Kia yang tergolong sebagai siswa yang memiliki pengetahuan kognitif, afektif dan psikomotorik yang baik kini sangat kesulitan dalam mengakses pelajaran atau tugas-tugas yang diberikan oleh guru. Sebab terkadang terlambat mendapatkan informasi tentang tugas terlebih untuk mengakses pelajaran via google.

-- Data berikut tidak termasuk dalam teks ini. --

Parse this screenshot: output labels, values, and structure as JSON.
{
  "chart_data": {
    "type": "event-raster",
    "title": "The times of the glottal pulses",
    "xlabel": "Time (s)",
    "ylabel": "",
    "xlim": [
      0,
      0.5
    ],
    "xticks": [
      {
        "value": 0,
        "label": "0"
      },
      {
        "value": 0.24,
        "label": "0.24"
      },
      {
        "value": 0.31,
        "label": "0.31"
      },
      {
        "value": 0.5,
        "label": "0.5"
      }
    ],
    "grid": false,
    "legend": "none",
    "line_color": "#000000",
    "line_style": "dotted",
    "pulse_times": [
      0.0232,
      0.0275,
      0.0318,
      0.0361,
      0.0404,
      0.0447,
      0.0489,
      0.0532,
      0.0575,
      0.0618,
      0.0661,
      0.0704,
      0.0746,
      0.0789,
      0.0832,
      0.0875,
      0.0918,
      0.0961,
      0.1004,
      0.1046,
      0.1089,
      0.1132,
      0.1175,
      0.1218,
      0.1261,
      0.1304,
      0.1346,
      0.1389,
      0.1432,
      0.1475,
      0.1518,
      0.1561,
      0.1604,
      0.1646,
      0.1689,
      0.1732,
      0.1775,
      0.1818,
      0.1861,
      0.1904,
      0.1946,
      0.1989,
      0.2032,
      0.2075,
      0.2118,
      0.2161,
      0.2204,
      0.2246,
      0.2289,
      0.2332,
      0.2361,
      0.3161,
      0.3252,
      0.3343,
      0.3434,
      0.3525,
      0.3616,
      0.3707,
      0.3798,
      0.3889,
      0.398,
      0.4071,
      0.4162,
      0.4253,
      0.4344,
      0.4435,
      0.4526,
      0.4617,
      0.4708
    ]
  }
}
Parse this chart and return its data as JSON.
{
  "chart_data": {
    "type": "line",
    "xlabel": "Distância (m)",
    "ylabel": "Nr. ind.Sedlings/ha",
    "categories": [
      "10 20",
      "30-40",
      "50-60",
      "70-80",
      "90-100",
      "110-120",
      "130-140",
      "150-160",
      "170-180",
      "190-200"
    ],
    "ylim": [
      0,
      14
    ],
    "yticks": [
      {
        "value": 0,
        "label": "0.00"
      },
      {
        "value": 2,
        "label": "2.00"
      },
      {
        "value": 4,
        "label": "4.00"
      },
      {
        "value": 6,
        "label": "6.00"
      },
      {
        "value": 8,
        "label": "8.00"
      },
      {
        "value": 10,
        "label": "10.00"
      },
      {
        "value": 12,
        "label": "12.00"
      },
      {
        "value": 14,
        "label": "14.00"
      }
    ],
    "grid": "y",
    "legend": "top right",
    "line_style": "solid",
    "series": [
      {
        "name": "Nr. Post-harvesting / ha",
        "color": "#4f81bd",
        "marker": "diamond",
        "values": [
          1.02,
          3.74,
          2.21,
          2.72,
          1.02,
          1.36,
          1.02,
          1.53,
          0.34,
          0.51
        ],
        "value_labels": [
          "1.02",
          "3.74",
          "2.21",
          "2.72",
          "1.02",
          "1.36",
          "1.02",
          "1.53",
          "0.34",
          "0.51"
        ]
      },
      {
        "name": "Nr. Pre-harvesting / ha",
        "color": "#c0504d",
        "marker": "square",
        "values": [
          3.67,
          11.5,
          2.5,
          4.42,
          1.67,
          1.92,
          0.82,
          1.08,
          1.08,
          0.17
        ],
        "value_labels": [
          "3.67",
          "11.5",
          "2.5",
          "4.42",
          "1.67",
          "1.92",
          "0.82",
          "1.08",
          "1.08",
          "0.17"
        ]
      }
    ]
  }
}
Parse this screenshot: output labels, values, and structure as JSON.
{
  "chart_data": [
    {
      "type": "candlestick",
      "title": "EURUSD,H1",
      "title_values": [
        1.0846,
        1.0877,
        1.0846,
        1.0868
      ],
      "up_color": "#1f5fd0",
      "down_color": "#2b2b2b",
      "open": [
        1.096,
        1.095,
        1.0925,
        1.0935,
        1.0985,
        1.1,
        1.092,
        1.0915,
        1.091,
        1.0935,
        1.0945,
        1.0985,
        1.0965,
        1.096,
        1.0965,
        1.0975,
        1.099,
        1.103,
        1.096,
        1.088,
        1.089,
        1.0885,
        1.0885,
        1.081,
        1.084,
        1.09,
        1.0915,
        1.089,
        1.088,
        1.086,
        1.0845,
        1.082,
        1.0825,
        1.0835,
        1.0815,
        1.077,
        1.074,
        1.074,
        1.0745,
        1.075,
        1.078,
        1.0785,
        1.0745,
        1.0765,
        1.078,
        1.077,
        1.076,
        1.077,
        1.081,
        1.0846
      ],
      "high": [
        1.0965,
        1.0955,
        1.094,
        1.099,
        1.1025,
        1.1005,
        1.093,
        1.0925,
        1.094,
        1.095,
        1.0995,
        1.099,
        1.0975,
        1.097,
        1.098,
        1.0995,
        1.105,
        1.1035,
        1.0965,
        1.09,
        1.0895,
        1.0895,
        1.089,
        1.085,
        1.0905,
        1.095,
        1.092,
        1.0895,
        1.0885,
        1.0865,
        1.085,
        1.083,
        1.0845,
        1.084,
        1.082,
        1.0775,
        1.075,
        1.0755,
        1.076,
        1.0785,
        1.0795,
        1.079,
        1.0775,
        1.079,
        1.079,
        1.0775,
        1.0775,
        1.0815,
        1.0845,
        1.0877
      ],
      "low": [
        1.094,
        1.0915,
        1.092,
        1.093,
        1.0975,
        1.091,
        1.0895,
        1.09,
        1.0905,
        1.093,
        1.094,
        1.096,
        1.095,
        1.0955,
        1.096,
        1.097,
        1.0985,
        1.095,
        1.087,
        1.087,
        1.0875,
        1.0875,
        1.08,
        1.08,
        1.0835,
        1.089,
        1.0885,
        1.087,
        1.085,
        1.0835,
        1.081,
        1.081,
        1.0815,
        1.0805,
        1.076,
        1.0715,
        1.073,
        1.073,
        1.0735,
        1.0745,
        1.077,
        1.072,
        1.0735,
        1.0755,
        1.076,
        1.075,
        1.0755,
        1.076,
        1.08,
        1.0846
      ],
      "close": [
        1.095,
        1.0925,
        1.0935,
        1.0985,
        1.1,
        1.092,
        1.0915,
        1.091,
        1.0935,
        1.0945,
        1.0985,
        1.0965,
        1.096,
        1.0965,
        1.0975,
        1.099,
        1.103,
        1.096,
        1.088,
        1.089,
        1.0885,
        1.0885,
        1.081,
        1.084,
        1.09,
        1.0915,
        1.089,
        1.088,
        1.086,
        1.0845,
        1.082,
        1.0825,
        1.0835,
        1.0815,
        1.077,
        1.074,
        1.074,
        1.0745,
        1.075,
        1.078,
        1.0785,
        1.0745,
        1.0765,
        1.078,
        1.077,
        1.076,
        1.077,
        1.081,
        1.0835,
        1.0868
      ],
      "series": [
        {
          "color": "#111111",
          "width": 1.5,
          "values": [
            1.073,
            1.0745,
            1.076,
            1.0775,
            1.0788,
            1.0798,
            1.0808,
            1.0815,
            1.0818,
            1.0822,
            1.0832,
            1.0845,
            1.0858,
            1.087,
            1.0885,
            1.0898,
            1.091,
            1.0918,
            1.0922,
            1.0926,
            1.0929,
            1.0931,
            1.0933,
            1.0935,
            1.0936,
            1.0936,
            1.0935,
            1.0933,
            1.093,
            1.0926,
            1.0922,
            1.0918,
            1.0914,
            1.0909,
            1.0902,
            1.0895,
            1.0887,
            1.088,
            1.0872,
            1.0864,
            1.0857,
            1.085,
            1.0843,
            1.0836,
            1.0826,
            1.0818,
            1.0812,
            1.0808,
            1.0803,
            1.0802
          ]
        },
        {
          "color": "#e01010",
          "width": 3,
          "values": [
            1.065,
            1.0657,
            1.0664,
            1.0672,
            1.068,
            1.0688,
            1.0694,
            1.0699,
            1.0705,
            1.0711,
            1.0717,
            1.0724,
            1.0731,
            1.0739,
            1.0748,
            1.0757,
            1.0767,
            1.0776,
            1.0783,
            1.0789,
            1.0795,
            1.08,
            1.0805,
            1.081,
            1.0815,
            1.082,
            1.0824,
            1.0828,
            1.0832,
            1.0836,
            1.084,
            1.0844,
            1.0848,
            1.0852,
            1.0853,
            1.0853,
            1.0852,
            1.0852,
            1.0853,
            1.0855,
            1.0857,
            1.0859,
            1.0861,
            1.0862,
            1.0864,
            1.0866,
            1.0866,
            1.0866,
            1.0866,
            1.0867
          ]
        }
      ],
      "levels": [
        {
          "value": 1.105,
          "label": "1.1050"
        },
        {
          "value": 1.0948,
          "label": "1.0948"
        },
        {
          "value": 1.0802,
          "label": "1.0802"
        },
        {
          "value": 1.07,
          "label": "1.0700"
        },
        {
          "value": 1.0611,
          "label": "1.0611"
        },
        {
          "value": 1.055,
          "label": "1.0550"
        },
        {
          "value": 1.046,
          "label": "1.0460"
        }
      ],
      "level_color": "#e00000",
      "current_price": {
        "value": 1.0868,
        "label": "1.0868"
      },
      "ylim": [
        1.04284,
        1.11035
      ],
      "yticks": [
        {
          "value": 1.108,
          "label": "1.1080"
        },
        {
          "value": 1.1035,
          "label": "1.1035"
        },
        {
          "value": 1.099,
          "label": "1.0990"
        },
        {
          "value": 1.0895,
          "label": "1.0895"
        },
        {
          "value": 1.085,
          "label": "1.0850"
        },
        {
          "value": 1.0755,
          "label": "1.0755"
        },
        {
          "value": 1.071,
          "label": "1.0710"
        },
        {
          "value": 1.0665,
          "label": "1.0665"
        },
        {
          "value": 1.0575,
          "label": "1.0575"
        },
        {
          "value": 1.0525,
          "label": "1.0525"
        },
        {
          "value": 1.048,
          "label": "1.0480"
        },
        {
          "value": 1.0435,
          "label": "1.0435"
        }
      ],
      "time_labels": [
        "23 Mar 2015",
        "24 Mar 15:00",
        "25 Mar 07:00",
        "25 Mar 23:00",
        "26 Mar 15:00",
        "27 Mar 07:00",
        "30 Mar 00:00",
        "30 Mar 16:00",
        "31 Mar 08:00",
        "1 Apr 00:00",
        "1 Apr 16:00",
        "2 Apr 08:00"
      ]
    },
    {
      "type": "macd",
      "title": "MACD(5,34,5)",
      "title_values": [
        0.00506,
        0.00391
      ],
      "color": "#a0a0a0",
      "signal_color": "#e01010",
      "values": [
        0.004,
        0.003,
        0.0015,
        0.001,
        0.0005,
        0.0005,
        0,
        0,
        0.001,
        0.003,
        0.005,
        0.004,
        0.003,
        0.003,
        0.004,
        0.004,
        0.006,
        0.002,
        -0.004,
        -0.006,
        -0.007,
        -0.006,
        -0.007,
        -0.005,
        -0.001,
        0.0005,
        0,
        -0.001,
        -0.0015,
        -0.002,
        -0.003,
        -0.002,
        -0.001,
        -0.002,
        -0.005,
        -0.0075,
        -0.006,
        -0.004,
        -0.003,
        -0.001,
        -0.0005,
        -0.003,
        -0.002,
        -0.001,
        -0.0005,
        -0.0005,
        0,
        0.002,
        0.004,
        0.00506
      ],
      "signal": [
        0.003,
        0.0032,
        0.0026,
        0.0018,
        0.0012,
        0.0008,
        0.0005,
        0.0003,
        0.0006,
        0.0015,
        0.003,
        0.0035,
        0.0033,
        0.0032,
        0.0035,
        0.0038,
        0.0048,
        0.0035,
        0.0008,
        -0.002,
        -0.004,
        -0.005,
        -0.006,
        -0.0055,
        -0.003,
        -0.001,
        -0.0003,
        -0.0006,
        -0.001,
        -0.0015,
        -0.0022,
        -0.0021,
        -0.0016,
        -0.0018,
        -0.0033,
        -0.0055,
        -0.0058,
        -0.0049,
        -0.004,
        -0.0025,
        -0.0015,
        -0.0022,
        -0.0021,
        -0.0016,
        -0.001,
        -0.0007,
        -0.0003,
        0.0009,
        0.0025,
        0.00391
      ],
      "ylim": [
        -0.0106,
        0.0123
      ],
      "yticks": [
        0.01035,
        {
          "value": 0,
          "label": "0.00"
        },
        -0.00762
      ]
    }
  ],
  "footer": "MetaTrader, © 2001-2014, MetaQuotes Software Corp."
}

Kia memiliki banyak mimpi, hal yang paling Kia impikan adalah dapat membahagiakan orang tuanya, Kia harus tetap bersekolah dan meraih cita-citanya. Kia yang sadar akan keadaan ekonomi keluarga juga turut membantu orang tuanya. Banyak harapan yang Kia tanam sejak kecil, berpisah dengan bapak sejak usia bayi membuat Kia sadar bahwa tugas utamanya adalah membahagiakan Ibu. Dengan usia yang terbilang dini, ia mampu berpikir sedewasa mungkin dan mengerjakan hal-hal yang mampu ia kerjakan. Selepas belajar atau saat memiliki waktu senggan, Kia menyempatkan diri suamauq atau menetteq (proses pembuatan/menenun kain sutera).
Meski orang tuanya tak pernah memaksanya kerja karena sadar dengan umur Kia yang masih dini, tapi atas kesadaran Kia, ia tetap membantu orangtuanya.
Mungkin, di luar sana ada banyak yang senasib dengan Kia, yang tak bisa merasakan duduk manis memantau pelajaran yang dikirim oleh guru ke grup-grup messangger atau WA lewat smarthphone tercanggih tanpa harus risau bersama orang tua akan belajar di mana lagi hari ini.
Kia berharap, COVID-19 akan segera berlalu, atau sekurang-kurangnya ada perhatian dari yang bertanggung jawab untuk ketidakmampuan Kia dan peserta didik lainnya. Kia ingin belajar dengan tenang tanpa intaian dengan momok menakutkan dari COVID-19.